1. ## [SOLVED] Convertence

Let $a_n$ be a sequence of real numbers such that $|a_{n+1}-a_n|<\frac{1}{2^n}$ for $n=1,2,\dots$ prove that the sequence converges.

My first thought was to show that $a_n$ was a Cauchy sequence but am having trouble doing so. Any ideas about what else I should try?

2. Originally Posted by putnam120
Let $a_n$ be a sequence of real numbers such that $|a_{n+1}-a_n|<\frac{1}{2^n}$ for $n=1,2,\dots$ prove that the sequence converges.

My first thought was to show that $a_n$ was a Cauchy sequence but am having trouble doing so.

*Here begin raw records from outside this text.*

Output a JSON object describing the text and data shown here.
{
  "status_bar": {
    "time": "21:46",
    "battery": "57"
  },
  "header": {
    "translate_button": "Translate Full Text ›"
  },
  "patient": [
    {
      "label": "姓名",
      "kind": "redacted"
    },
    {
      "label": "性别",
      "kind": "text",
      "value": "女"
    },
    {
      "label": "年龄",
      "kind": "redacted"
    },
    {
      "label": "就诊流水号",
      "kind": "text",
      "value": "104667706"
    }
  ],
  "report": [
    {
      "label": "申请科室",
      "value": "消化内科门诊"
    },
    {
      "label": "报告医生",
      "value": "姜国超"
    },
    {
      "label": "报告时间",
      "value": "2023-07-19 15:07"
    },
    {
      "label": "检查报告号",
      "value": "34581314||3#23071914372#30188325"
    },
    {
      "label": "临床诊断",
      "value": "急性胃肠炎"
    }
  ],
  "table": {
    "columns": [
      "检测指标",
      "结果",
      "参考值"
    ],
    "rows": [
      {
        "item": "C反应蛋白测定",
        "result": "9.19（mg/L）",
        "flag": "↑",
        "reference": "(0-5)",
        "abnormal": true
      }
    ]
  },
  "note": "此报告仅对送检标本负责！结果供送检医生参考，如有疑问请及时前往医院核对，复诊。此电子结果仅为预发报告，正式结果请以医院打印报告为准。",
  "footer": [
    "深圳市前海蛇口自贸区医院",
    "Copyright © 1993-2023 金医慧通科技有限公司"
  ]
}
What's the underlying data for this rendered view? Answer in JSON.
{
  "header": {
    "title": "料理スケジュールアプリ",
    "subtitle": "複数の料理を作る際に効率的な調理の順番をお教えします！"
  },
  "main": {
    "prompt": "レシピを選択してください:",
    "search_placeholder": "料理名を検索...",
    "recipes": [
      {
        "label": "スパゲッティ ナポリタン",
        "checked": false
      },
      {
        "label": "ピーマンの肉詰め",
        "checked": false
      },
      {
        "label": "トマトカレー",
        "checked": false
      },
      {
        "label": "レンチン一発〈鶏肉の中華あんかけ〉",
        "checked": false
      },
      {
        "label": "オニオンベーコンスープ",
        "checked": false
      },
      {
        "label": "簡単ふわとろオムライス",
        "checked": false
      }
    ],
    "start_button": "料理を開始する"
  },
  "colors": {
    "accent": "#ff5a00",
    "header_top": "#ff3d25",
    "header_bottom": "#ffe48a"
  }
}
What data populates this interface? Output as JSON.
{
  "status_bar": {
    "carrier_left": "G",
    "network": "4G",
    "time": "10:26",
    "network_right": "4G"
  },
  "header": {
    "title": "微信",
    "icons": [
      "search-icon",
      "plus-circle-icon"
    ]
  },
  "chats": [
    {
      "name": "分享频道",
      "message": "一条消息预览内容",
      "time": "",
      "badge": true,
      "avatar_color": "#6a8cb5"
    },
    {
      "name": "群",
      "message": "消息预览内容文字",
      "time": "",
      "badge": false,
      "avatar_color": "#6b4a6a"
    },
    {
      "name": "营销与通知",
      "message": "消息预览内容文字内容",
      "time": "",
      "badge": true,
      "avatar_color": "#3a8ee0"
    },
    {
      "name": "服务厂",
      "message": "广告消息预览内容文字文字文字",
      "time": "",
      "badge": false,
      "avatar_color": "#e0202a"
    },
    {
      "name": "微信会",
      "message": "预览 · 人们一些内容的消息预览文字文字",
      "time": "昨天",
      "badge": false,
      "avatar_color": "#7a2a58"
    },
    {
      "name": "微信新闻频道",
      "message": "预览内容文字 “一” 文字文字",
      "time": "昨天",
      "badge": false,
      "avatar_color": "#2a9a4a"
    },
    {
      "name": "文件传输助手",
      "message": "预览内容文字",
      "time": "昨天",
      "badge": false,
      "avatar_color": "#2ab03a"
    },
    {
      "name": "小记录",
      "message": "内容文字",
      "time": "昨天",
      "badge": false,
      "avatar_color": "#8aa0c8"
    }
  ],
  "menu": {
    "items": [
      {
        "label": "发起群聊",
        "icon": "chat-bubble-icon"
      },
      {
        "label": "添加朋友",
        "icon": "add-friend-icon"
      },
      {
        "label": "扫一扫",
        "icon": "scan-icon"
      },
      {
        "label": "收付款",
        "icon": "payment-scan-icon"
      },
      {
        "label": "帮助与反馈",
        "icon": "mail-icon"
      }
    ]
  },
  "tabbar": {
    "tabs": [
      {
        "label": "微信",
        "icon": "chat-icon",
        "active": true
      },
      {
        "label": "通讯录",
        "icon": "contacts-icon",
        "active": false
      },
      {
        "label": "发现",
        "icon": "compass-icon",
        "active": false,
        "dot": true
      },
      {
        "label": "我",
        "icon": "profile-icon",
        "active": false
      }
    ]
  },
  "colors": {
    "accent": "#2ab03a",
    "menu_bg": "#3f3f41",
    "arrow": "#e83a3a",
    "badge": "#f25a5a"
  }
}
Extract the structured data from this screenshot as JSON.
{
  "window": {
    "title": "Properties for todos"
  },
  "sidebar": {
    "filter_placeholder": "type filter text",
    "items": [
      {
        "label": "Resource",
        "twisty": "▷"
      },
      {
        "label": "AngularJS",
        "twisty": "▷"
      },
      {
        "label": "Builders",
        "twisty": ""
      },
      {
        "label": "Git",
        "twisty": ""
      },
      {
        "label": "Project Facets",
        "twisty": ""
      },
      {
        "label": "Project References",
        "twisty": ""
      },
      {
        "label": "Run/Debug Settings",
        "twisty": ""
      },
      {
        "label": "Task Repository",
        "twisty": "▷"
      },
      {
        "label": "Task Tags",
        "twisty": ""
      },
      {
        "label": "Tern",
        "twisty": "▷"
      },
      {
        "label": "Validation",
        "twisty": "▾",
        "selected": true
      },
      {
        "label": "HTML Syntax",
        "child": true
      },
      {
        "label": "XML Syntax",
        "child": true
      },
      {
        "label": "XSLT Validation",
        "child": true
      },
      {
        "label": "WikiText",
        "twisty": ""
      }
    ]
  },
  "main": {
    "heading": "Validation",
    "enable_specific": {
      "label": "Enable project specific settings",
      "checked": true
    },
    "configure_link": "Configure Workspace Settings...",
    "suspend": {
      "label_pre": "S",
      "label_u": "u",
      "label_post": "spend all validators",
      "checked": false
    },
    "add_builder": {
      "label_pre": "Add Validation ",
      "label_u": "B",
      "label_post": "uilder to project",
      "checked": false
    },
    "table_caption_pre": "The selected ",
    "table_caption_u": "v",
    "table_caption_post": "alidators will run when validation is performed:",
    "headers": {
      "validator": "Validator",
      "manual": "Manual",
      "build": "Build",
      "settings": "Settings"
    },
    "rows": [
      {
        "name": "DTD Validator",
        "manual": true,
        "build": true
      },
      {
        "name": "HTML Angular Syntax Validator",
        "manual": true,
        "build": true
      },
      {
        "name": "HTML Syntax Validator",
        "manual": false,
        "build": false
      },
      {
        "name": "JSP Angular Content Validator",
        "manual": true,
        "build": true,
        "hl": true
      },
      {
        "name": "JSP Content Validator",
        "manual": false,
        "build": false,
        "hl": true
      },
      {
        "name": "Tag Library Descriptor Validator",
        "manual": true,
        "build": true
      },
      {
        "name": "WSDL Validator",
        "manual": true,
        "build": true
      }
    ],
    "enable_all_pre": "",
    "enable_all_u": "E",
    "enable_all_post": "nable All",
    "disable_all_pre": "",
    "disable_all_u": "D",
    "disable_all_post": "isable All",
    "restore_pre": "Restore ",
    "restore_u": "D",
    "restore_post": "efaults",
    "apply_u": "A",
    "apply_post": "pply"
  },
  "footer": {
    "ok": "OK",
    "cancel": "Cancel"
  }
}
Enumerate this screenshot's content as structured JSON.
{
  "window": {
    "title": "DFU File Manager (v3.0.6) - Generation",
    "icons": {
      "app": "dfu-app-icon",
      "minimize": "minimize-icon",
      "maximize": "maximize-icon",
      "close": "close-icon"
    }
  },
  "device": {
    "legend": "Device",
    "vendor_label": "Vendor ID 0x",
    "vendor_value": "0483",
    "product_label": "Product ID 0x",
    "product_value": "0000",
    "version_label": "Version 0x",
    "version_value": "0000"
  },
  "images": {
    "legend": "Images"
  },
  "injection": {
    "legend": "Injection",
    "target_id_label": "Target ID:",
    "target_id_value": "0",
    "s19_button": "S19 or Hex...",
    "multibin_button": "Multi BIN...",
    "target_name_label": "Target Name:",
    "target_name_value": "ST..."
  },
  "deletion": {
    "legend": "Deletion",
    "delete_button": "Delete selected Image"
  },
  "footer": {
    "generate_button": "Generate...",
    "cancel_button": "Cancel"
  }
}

Any ideas about what else I should try?
that is what you should try. here, i'll start you off.

Note that $|a_n - a_m| = |a_n - a_{n + 1} + a_{n + 1} - a_{n + 2} + a_{n + 2} - \cdots + a_{m - 1} - a_m|$

........................... $\le |a_n - a_{n + 1}| + |a_{n + 1} - a_{n + 2}| + \cdots + |a_{m - 1} - a_m|$ by the Triangle inequality

can you continue?

3. Originally Posted by maokid
Let $a_n$ be a sequence of real numbers such that $|a_{n+1}-a_n|<\frac{1}{2^n}$ for $n=1,2,\dots$ prove that the sequence converges.

My first thought was to show that $a_n$ was a Cauchy sequence but am having trouble doing so. Any ideas about what else I should try?
In my Real Analysis course we had the following problem on the exam:
Let $a_n$ be a sequence so that:
$\lim \ |a_{n+1}-a_n| = \frac{1}{2}$
Prove that $a_n$ is a convergent sequence.

It is extremely similar to your problem. What Jhevon said is basically the solution, you should use Cauchy sequence.

4. Originally Posted by ThePerfectHacker
In my Real Analysis course we had the following problem on the exam:
Let $a_n$ be a sequence so that:
$\lim \ |a_{n+1}-a_n| = \frac{1}{2}$
Prove that $a_n$ is a convergent sequence.

It is extremely similar to your problem. What Jhevon said is basically the solution, you should use Cauchy sequence.
yes, i remember that exam question, i liked the solution, for some reason, that's why i remembered it.

@putnam120: another hint: note that you will need to use the sum formula for a geometric series here, so think about that if you get stuck

5. So from the hint I have that
$|a_n-a_m|\le |a_n-a_{n+1}+\dots -a_m|\le |a_n-a_{n+1}|+\dots + |a_{m-1}-a_m| < \frac{1}{2^n}+\dots +\frac{1}{2^{m-1}} <$ $\frac{1}{2^{n-1}}$ for $n>m$.

Is that right?

6. Originally Posted by putnam120
So from the hint I have that
$|a_n-a_m|\le |a_n-a_{n+1}+\dots -a_m|\le |a_n-a_{n+1}|+\dots + |a_{m-1}-a_m| < \frac{1}{2^n}+\dots +\frac{1}{2^{m-1}} <$ $\frac{1}{2^{n-1}}$ for $n>m$.

Is that right?
No.

$|a_{n+1}-a_n| + ... + |a_{m+1}-a_m| \leq \frac{1}{2^n}+...+\frac{1}{2^m} = \frac{1}{2^m}\left( 1 + \frac{1}{2}+...+\frac{1}{2^{n-m}} \right)$.

Now follow by the geometric sum.

7. ok i was just being lazy. but thanks 4 all the help.